Human articular cartilage was obtained from tissue donors and from osteoarthritic cartilage removed at the time of knee replacement surgery. Enzymatically isolated chondrocytes in serum-free cultures were stimulated overnight with the 110 kDa α5β1 integrin-binding fibronectin fragment or with IL-1, IL-6, or IL-7. Cytokines and matrix metalloproteinases released into the media were detected using antibody arrays and quantified by ELISA. IL-7 receptor expression was evaluated by flow cytometry, immunocytochemical staining, and PCR.

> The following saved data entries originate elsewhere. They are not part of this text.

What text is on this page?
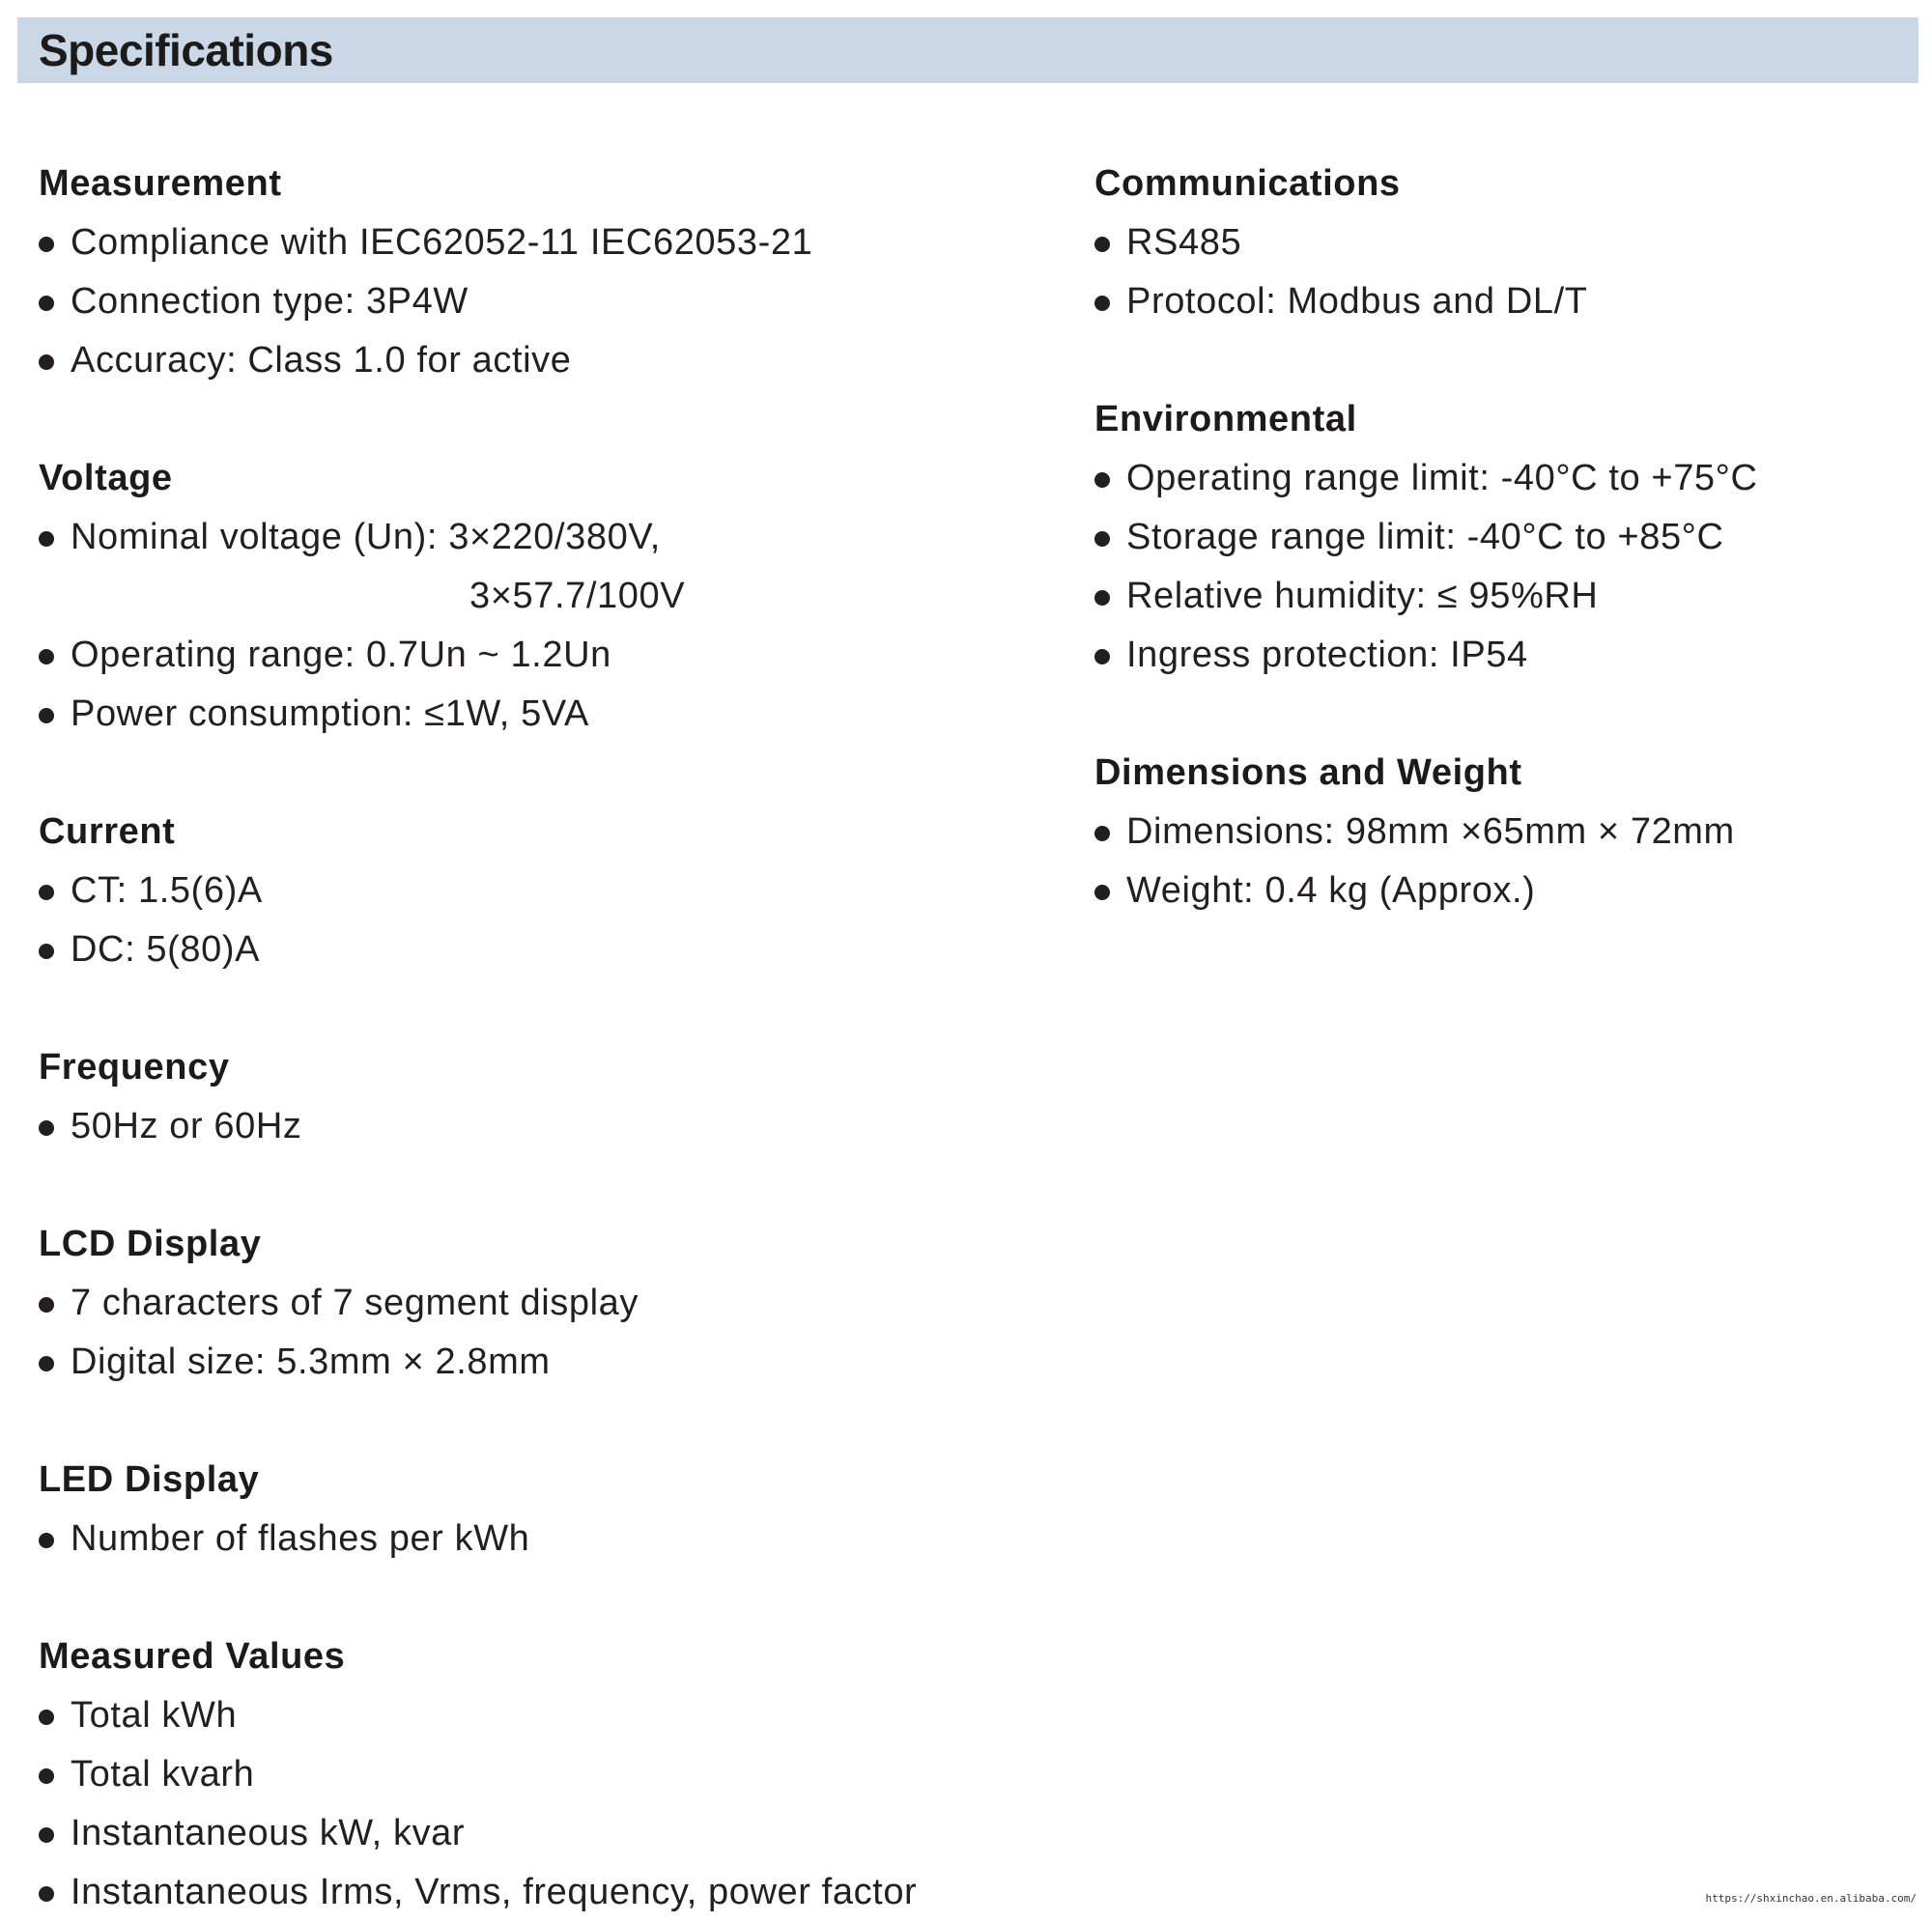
Specifications
Measurement
Compliance with IEC62052-11 IEC62053-21
Connection type: 3P4W
Accuracy: Class 1.0 for active
Voltage
Nominal voltage (Un): 3×220/380V,
3×57.7/100V
Operating range: 0.7Un ~ 1.2Un
Power consumption: ≤1W, 5VA
Current
CT: 1.5(6)A
DC: 5(80)A
Frequency
50Hz or 60Hz
LCD Display
7 characters of 7 segment display
Digital size: 5.3mm × 2.8mm
LED Display
Number of flashes per kWh
Measured Values
Total kWh
Total kvarh
Instantaneous kW, kvar
Instantaneous Irms, Vrms, frequency, power factor
Communications
RS485
Protocol: Modbus and DL/T
Environmental
Operating range limit: -40°C to +75°C
Storage range limit: -40°C to +85°C
Relative humidity: ≤ 95%RH
Ingress protection: IP54
Dimensions and Weight
Dimensions: 98mm ×65mm × 72mm
Weight: 0.4 kg (Approx.)
https://shxinchao.en.alibaba.com/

IL-7 was found to be produced by chondrocytes treated with fibronectin fragments. Compared with cells isolated from normal young adult human articular cartilage, increased IL-7 production was noted in cells isolated from older adult tissue donors and from osteoarthritic cartilage. Chondrocyte IL-7 production was also stimulated by combined treatment with the catabolic cytokines IL-1 and IL-6. Chondrocytes were found to express IL-7 receptors and to respond to IL-7 stimulation with increased production of matrix metalloproteinase-13 and with proteoglycan release from cartilage explants.
These novel findings indicate that IL-7 may contribute to cartilage destruction in joint diseases, including osteoarthritis.